The chief issue was a mandate that imposed a $695 annual penalty on individuals who did not purchase health insurance. Obama's own budget director said in February that the mandate was not a tax.

"The Affordable Care Act's requirement that certain individuals pay a financial penalty for not obtaining health insurance may reasonably be characterized as a tax," Chief Justice John Roberts wrote.

"Because the Constitution permits such a tax, it is not our role to forbid it, or to pass upon its wisdom or fairness."

Roberts was joined in the majority by Obama-appointees Sonia Sotomayor and Elena Kagan, as well as Ruth Bader Ginsburg and Stephen Breyer. Voting against the ACA were justices Anthony Kennedy, Antonin Scalia, Clarence Thomas and Samuel Alito.

Jeffrey Zients, who was made acting budget director in January, made the tax comment in a hearing of the House Budget Committee, according to the Washington Examiner. The administration has maintained that it had the power to impose the mandate because is acting as a tax, and that Congress has the authority to create taxes.

Rep. Scott Garrett, R-N.J., grilled Zients for a minute on the administration's stance that no new taxes would be imposed on households that make $250,000 or less.

"That's not a tax?" Garrett asked about the mandate, which requires an annual $695 payment.

"No," Zients responded.

"I just wanted to be clear on that because that's not the argument the administration is making," Garrett said.

The U.S. Court of Appeals for the 11th Circuit had ruled the mandate unconstitutional in a case brought by 26 states, upholding a lower court ruling by U.S. District Judge Roger Vinson of Florida.

That ruling said Congress was unlawfully regulating economic inactivity. Thursday's dissent said Congress' exceeded its power.

"What is absolutely clear, affirmed by the text of the 1789 Constitution, by the Tenth Amendment ratified in 1791, and by innumerable cases of ours in the 220 years since, is that there are structural limits upon federal power-upon what it can prescribe with respect to private conduct, and upon what it can impose upon the sovereign States," the dissent says.

"Whatever may be the conceptual limits upon the Commerce Clause and upon the power to tax and spend, they cannot be such as will enable the Federal Government to regulate all private conduct and to compel the States to function as administrators of federal programs."

The Fourth Circuit ruled in Virginia Attorney General Ken Cuccinelli's case that he did not have standing to challenge the law on behalf of the state of Virginia because the State wouldn't be affected by the mandate. Only individual Virginians would be, the court said in overturning a district judge's ruling.

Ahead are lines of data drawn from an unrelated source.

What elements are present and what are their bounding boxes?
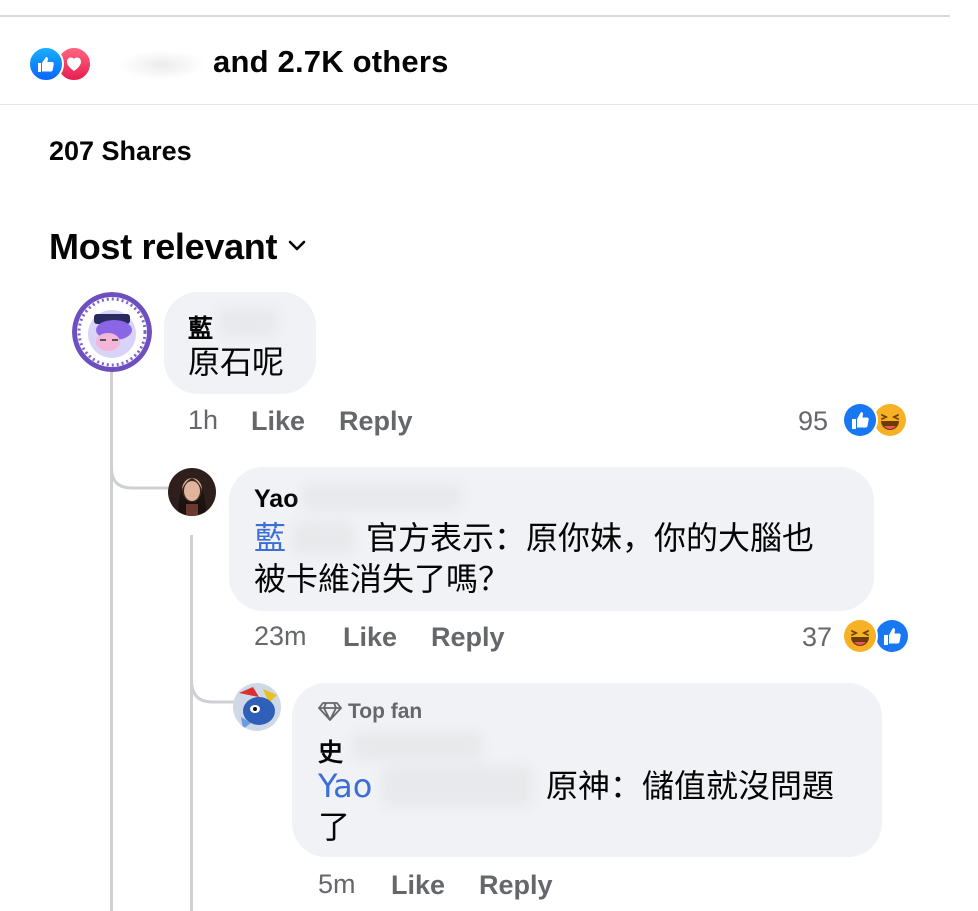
chevron-down-icon xyxy=(287,220,307,262)
diamond-icon xyxy=(318,701,342,727)
comment-text-line: 官方表示：原你妹，你的大腦也 xyxy=(366,519,815,557)
shares-count[interactable]: 207 Shares xyxy=(49,136,192,167)
like-button[interactable]: Like xyxy=(391,870,445,901)
top-fan-badge: Top fan xyxy=(318,700,422,727)
reaction-count[interactable]: 95 xyxy=(798,406,828,437)
top-fan-label: Top fan xyxy=(348,700,423,723)
redacted-name xyxy=(292,522,354,554)
mention-link[interactable]: 藍 xyxy=(254,519,286,557)
like-button[interactable]: Like xyxy=(251,406,305,437)
comment-time[interactable]: 1h xyxy=(188,405,218,436)
sort-dropdown[interactable]: Most relevant xyxy=(49,220,307,268)
top-divider xyxy=(0,15,950,17)
reaction-count[interactable]: 37 xyxy=(802,622,832,653)
comment-meta: 1h Like Reply xyxy=(188,405,448,441)
comment-text-line: 了 xyxy=(318,808,351,846)
like-icon xyxy=(842,402,878,438)
redacted-name xyxy=(352,732,482,760)
comment-author[interactable]: Yao xyxy=(254,485,298,514)
avatar[interactable] xyxy=(168,468,216,516)
comment-meta: 5m Like Reply xyxy=(318,869,578,905)
avatar[interactable] xyxy=(233,683,281,731)
mention-link[interactable]: Yao xyxy=(318,767,372,805)
comment-text-line: 被卡維消失了嗎？ xyxy=(254,560,511,598)
reply-button[interactable]: Reply xyxy=(431,622,505,653)
divider xyxy=(0,104,978,105)
like-button[interactable]: Like xyxy=(343,622,397,653)
reaction-icons xyxy=(28,46,98,82)
avatar[interactable] xyxy=(72,292,152,372)
redacted-name xyxy=(218,308,278,336)
sort-label: Most relevant xyxy=(49,226,278,267)
thread-connector xyxy=(110,440,168,490)
comment-author[interactable]: 史 xyxy=(318,733,343,769)
reactions-summary[interactable]: and 2.7K others xyxy=(0,30,978,104)
comment-time[interactable]: 5m xyxy=(318,869,356,900)
redacted-names xyxy=(118,50,206,80)
thread-line xyxy=(190,535,193,911)
comment-author[interactable]: 藍 xyxy=(188,309,213,345)
comment-text-line: 原神：儲值就沒問題 xyxy=(546,767,835,805)
like-icon xyxy=(28,46,64,82)
like-icon xyxy=(874,618,910,654)
comment-time[interactable]: 23m xyxy=(254,621,307,652)
comment-meta: 23m Like Reply xyxy=(254,621,534,657)
redacted-name xyxy=(302,484,462,510)
reply-button[interactable]: Reply xyxy=(479,870,553,901)
comment-text: Yao xyxy=(318,765,372,807)
haha-icon xyxy=(842,618,878,654)
reactions-summary-text[interactable]: and 2.7K others xyxy=(213,44,449,80)
redacted-name xyxy=(382,766,532,806)
comment-text: 原石呢 xyxy=(188,343,285,381)
reply-button[interactable]: Reply xyxy=(339,406,413,437)
thread-connector xyxy=(190,650,234,704)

The Sixth Circuit sided with the federal government in a 2-1 decision, writing that Congress could conclude that the actions of the self-insured substantially affect interstate commerce.

The Third Circuit ruled in August that a group of New Jersey doctors did not have standing to challenge the law. The doctors could not allege an "actual" injury, the court ruled.

The D.C. Circuit upheld the mandate earlier this year, ruling, "The right to be free from federal regulation is not absolute."

Thursday's opinion said if a state does not comply with new eligibility requirements for Medicaid, the states can only lose new funds available instead of all of their funding.